Bork Revisited - Goodwin Liu Filibustered

The nomination of liberal judge Goodwin Liu for the U.S. Court of Appeals was defeated by filibuster yesterday in the Senate. 40 senators are needed to defeat a proposed statute or nomination unless 60 senators vote to invoke "cloture," which ends the filibuster and restores majority rule. According to Stone's HuffPo article:
Yesterday, 42 Senate Republicans (joined by one conservative Democrat) used the filibuster to block the Senate's consideration of Goodwin Liu. Although 53 senators voted to invoke cloture, the minority succeeded in preventing the Senate from even voting on the nomination. 
So Liu's nomination didn't even get a vote. Stone says:
To justify their behavior, some Republicans invoke the Bork nomination battle as a relevant precedent, but their thinking on that score is completely wrong-headed. Bork was not the target of a filibuster. He was defeated in a straight up-or-down vote of 58 against and 42 in favor. If Liu were given such a vote, he would clearly be confirmed. The distance we have travelled over the past twenty-five years is a good measure of the extent to which we now live in a world of partisanship run amuck.
 Ah, yes: Robert Bork.

Bork was known for his belief in the judicial principle of "originalism": that judges should be guided by the framers' original understanding of the Constitution. His stated belief that the Constitution contains no general "right to privacy" provoked fears that he would vote to reverse the Court's 1973 decision in Roe v. Wade. A fierce critic of the Warren and Burger courts for what he considered to be "judicial activism," and who stated a desire to roll back those courts' civil rights decisions, Bork shot into the public notice for his role as Nixon's Solicitor General in the Watergate drama known as the Saturday Night Massacre.

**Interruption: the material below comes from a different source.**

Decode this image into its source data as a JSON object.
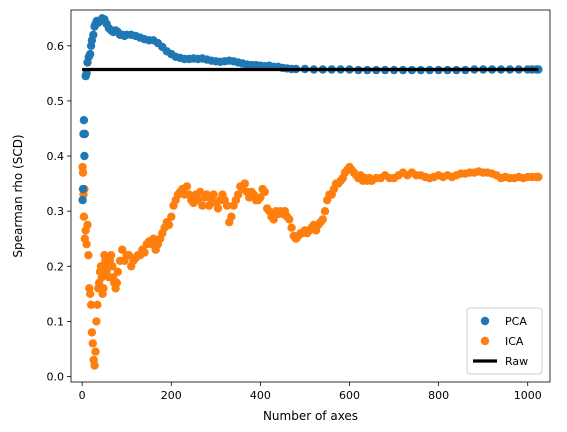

When Watergate Special Prosecutor Archibald Cox requested tapes of his Oval Office conversations. Nixon ordered Attorney General Elliot Richardson to fire Cox; instead, Richardson resigned. Next in line was Deputy Attorney General William Ruckelshaus, who also resigned, making Bork the Acting Attorney General. Bork complied with Nixon's order and fired Cox.

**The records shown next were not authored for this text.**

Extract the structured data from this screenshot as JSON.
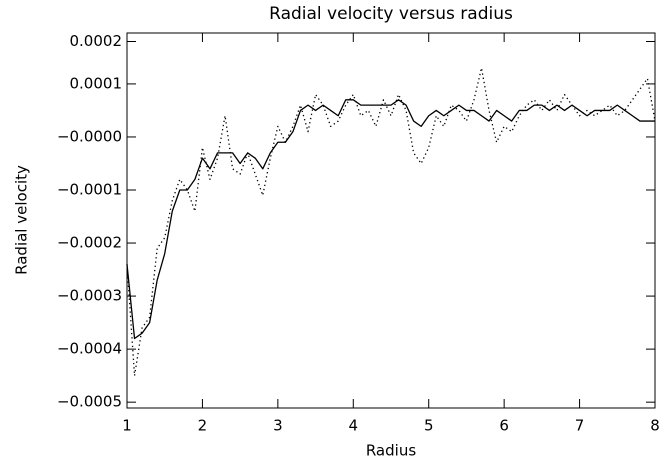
{
  "chart_data": {
    "type": "line",
    "title": "Radial velocity versus radius",
    "x_label": "Radius",
    "y_label": "Radial velocity",
    "x": [
      1.0,
      1.1,
      1.2,
      1.3,
      1.4,
      1.5,
      1.6,
      1.7,
      1.8,
      1.9,
      2.0,
      2.1,
      2.2,
      2.3,
      2.4,
      2.5,
      2.6,
      2.7,
      2.8,
      2.9,
      3.0,
      3.1,
      3.2,
      3.3,
      3.4,
      3.5,
      3.6,
      3.7,
      3.8,
      3.9,
      4.0,
      4.1,
      4.2,
      4.3,
      4.4,
      4.5,
      4.6,
      4.7,
      4.8,
      4.9,
      5.0,
      5.1,
      5.2,
      5.3,
      5.4,
      5.5,
      5.6,
      5.7,
      5.8,
      5.9,
      6.0,
      6.1,
      6.2,
      6.3,
      6.4,
      6.5,
      6.6,
      6.7,
      6.8,
      6.9,
      7.0,
      7.1,
      7.2,
      7.3,
      7.4,
      7.5,
      7.6,
      7.7,
      7.8,
      7.9,
      8.0
    ],
    "series": [
      {
        "color": "#000000",
        "style": "solid",
        "values": [
          -0.00024,
          -0.00038,
          -0.00037,
          -0.00035,
          -0.00027,
          -0.00022,
          -0.00014,
          -0.0001,
          -0.0001,
          -8e-05,
          -4e-05,
          -6e-05,
          -3e-05,
          -3e-05,
          -3e-05,
          -5e-05,
          -3e-05,
          -4e-05,
          -6e-05,
          -3e-05,
          -1e-05,
          -1e-05,
          1e-05,
          5e-05,
          6e-05,
          5e-05,
          6e-05,
          5e-05,
          4e-05,
          7e-05,
          7e-05,
          6e-05,
          6e-05,
          6e-05,
          6e-05,
          6e-05,
          7e-05,
          6e-05,
          3e-05,
          2e-05,
          4e-05,
          5e-05,
          4e-05,
          5e-05,
          6e-05,
          5e-05,
          5e-05,
          4e-05,
          3e-05,
          5e-05,
          4e-05,
          3e-05,
          5e-05,
          5e-05,
          6e-05,
          6e-05,
          5e-05,
          6e-05,
          5e-05,
          6e-05,
          5e-05,
          4e-05,
          5e-05,
          5e-05,
          5e-05,
          6e-05,
          5e-05,
          4e-05,
          3e-05,
          3e-05,
          3e-05
        ]
      },
      {
        "color": "#000000",
        "style": "dotted",
        "values": [
          -0.00024,
          -0.00045,
          -0.00036,
          -0.00034,
          -0.00021,
          -0.00019,
          -0.00012,
          -8e-05,
          -0.0001,
          -0.00014,
          -2e-05,
          -8e-05,
          -4e-05,
          4e-05,
          -6e-05,
          -7e-05,
          -3e-05,
          -7e-05,
          -0.00011,
          -4e-05,
          2e-05,
          -1e-05,
          2e-05,
          6e-05,
          1e-05,
          8e-05,
          6e-05,
          2e-05,
          3e-05,
          6e-05,
          8e-05,
          4e-05,
          5e-05,
          2e-05,
          7e-05,
          4e-05,
          8e-05,
          5e-05,
          -3e-05,
          -5e-05,
          -2e-05,
          4e-05,
          2e-05,
          6e-05,
          5e-05,
          3e-05,
          7e-05,
          0.00013,
          5e-05,
          -1e-05,
          2e-05,
          1e-05,
          4e-05,
          6e-05,
          7e-05,
          5e-05,
          7e-05,
          5e-05,
          8e-05,
          6e-05,
          4e-05,
          5e-05,
          4e-05,
          5e-05,
          6e-05,
          4e-05,
          5e-05,
          7e-05,
          9e-05,
          0.00011,
          3e-05
        ]
      }
    ],
    "xlim": [
      1,
      8
    ],
    "xticks": [
      1,
      2,
      3,
      4,
      5,
      6,
      7,
      8
    ],
    "ylim": [
      -0.000511,
      0.000196
    ],
    "yticks": [
      {
        "value": 0.00018,
        "label": "0.0002"
      },
      0.0001,
      {
        "value": 0,
        "label": "−0.0000"
      },
      {
        "value": -0.0001,
        "label": "−0.0001"
      },
      {
        "value": -0.0002,
        "label": "−0.0002"
      },
      {
        "value": -0.0003,
        "label": "−0.0003"
      },
      {
        "value": -0.0004,
        "label": "−0.0004"
      },
      {
        "value": -0.0005,
        "label": "−0.0005"
      }
    ],
    "grid": false
  }
}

President Reagan nominated Bork to the Supreme Court in 1987, igniting a firestorm of protest from Democrats. Bork is one of only three Supreme Court nominees ever to be opposed by the leftist American Civil Liberties Union, along with William Rehnquist and Samuel Alito. Ted Kennedy attacked him on the floor of the Senate in the following terms:
Robert Bork's America is a land in which women would be forced into back-alley abortions, blacks would sit at segregated lunch counters, rogue police could break down citizens' doors in midnight raids, schoolchildren could not be taught about evolution, writers and artists could be censored at the whim of the Government, and the doors of the Federal courts would be shut on the fingers of millions of citizens for whom the judiciary is—and is often the only—protector of the individual rights that are the heart of our democracy... President Reagan is still our president. But he should not be able to reach out from the muck of Irangate, reach into the muck of Watergate and impose his reactionary vision of the Constitution on the Supreme Court and the next generation of Americans. No justice would be better than this injustice.
 Wow. Pretty strong stuff.

In the end, the Senate rejected Bork's confirmation, with 42 Senators voting in favor and 58 voting against -- but at least he got a straight up-or-down vote on the Senate floor; Goodwin Liu didn't make it that far.

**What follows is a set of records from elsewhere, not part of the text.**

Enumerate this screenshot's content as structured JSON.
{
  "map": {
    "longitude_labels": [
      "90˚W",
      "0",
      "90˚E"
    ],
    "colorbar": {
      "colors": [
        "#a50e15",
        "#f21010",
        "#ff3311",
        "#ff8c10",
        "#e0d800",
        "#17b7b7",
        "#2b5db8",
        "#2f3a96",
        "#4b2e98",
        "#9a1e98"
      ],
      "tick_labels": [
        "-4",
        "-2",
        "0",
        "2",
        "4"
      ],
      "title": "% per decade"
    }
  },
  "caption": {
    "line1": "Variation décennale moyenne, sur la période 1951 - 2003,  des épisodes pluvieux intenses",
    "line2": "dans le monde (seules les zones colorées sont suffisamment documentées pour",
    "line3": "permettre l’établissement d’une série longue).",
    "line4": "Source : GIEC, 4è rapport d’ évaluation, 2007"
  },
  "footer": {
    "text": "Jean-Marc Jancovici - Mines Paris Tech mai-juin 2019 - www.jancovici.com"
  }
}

This is only the fourth time in U.S. history that an appointment to the Court of Appeals has been blocked by filibuster. The first three were Lyndon Johnson's nomination of Abe Fortas in 1968; Carter's nomination of Stephen Breyer in 1980 (though that filibuster was unsuccessful); and George W. Bush's nomination of Miguel Estrada in 2001.

Yet another example of present-day Republican obstructionism.